A piece of copper weighing 400g is heated to 100 degree celcius and quickly transferred to a copper calorimeter of mass 10g containing 100g of liquid of unknown specific heat capacity at 30 degree celcius.if the final temperature of the mixture is 50 degree celcius,calculate the specific heat capacity of the liquid.(specific heat capacity of copper is 390J/KG/K)
To solve this problem, we can use the principle of conservation of energy.
The heat gained by the liquid can be calculated using the equation:
Heat gained by liquid = Heat lost by copper
The heat gained or lost in a substance can be calculated using the formula:
Q = mcΔT
Where:
Q is the heat gained or lost
m is the mass
c is the specific heat capacity
ΔT is the change in temperature
Now let's calculate the heat lost by the copper:
Q(copper) = mc(copper)ΔT
Given:
Mass of the copper = 400g = 0.4kg
Specific heat capacity of copper = 390J/kg/K
Initial temperature of the copper = 100°C
Final temperature of the mixture = 50°C
ΔT(copper) = Final temperature of the mixture - Initial temperature of the copper
= 50°C - 100°C
= -50°C
Since the copper lost heat, we take the absolute value of ΔT.
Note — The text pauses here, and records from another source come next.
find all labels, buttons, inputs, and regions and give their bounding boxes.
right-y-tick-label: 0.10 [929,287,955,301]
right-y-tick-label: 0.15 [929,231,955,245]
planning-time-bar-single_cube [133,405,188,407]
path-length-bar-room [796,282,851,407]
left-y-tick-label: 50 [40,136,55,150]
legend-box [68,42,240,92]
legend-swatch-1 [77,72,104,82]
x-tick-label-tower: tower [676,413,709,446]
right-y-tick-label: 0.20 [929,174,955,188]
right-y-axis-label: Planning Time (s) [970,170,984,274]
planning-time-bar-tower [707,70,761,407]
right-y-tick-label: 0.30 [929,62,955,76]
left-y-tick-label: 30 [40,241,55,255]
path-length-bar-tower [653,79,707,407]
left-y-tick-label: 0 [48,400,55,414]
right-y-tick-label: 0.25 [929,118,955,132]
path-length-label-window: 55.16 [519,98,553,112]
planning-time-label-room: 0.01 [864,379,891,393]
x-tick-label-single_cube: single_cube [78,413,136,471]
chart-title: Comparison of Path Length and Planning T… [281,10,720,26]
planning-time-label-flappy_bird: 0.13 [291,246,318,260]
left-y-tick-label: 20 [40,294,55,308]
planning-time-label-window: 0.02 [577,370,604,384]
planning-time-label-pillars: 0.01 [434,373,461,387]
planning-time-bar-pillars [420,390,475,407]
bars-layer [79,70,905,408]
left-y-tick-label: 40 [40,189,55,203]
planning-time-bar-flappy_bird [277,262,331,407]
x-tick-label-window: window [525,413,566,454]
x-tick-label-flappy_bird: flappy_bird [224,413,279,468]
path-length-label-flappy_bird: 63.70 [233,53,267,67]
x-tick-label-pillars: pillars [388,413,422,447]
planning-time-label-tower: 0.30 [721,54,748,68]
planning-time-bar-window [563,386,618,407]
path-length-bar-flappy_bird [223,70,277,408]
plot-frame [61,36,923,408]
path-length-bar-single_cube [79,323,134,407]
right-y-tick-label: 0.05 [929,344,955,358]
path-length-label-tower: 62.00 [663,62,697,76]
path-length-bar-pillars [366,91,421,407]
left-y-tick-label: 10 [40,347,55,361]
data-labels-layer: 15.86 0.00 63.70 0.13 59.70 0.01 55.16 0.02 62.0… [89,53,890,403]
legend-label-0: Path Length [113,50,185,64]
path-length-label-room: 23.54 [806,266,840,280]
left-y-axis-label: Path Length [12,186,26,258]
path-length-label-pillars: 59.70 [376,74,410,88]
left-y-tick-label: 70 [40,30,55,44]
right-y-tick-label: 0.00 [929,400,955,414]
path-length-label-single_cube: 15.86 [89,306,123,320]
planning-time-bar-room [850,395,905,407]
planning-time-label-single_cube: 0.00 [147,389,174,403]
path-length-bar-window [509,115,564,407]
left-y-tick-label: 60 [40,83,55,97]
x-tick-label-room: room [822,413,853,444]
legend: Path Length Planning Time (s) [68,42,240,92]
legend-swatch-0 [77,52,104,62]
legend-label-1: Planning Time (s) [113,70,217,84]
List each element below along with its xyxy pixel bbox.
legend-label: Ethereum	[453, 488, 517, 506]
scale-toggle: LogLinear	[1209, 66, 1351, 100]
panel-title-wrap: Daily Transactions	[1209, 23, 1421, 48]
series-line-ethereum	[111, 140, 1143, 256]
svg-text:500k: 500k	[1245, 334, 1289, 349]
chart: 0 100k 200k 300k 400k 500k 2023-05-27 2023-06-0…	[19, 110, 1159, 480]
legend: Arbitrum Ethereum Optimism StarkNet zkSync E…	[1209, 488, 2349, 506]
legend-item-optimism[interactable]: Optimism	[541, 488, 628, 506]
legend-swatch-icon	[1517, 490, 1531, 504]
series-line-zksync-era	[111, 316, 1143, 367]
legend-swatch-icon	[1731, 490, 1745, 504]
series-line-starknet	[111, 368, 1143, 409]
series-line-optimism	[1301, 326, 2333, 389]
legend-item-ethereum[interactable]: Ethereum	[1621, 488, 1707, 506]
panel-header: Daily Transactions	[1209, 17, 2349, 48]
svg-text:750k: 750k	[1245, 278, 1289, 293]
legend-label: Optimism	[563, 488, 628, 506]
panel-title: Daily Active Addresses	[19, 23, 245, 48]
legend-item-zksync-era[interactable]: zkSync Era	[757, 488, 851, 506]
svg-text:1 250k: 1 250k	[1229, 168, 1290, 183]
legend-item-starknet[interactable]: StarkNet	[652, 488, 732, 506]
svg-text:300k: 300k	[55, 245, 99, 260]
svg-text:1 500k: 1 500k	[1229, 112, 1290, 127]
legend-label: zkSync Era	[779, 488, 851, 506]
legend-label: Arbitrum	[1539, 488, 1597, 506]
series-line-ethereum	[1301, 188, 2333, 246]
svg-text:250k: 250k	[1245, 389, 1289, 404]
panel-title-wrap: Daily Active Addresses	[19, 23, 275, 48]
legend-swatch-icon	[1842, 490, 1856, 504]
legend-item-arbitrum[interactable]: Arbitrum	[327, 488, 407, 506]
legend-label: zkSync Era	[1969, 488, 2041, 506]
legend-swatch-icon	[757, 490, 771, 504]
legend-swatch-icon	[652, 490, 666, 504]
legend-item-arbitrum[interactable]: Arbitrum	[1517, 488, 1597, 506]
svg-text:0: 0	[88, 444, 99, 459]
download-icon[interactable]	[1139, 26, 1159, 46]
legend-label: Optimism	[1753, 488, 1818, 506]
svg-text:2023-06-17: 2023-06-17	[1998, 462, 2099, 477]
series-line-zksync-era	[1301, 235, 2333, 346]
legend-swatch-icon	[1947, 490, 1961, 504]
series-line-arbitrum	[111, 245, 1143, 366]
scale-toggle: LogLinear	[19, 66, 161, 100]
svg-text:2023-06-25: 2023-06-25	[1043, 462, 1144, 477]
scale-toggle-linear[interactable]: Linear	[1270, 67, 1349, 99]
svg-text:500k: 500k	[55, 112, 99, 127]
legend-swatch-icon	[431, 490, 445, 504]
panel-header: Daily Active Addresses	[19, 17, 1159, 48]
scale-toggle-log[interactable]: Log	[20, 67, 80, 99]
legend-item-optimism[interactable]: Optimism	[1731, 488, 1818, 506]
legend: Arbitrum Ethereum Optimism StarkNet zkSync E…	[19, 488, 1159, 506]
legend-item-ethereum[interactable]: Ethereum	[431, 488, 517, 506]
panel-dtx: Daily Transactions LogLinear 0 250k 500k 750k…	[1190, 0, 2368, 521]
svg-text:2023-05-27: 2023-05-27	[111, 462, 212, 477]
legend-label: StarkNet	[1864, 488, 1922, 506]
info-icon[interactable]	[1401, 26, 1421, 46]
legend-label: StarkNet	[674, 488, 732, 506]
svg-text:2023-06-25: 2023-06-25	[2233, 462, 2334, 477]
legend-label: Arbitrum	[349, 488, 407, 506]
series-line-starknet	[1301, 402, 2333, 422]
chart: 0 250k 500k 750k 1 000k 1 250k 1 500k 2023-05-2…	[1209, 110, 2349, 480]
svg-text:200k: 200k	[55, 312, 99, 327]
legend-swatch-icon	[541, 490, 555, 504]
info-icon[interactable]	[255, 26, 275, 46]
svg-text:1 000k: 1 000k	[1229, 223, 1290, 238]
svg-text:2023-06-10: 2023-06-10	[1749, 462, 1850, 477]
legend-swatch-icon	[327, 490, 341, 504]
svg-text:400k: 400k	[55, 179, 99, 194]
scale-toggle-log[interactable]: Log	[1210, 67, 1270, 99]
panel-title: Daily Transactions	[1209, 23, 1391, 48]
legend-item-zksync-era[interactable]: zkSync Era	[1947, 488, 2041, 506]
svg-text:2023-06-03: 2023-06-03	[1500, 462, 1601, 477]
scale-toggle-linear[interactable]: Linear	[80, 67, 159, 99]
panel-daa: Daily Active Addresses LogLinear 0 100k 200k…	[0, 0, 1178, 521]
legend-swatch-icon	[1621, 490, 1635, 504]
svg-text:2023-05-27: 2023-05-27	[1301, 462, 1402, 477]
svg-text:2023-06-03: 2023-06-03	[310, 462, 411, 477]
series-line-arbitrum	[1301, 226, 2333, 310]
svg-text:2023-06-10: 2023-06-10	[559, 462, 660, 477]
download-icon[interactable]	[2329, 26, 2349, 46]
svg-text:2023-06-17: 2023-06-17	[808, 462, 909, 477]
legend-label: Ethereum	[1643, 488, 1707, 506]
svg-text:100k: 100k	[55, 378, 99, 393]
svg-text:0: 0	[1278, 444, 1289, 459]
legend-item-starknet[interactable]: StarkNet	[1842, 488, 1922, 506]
ΔT(copper) = |-50°C| = 50°C
Now let's calculate the heat gained by the liquid:
Q(liquid) = mc(liquid)ΔT
Given:
Mass of the liquid = 100g = 0.1kg
Specific heat capacity of the liquid = ?
ΔT(liquid) = Final temperature of the mixture - Initial temperature of the liquid
= 50°C - 30°C
= 20°C
Now, we can equate the heat gained by the liquid to the heat lost by the copper:
Q(liquid) = Q(copper)
mc(liquid)ΔT(liquid) = mc(copper)ΔT(copper)
0.1kg * c(liquid) * 20°C = 0.4kg * 390J/kg/K * 50°C
Now, we can solve for the specific heat capacity of the liquid (c(liquid)):
c(liquid) = (0.4kg * 390J/kg/K * 50°C) / (0.1kg * 20°C)
c(liquid) ≈ 780 J/kg/K
Therefore, the specific heat capacity of the liquid is approximately 780 J/kg/K.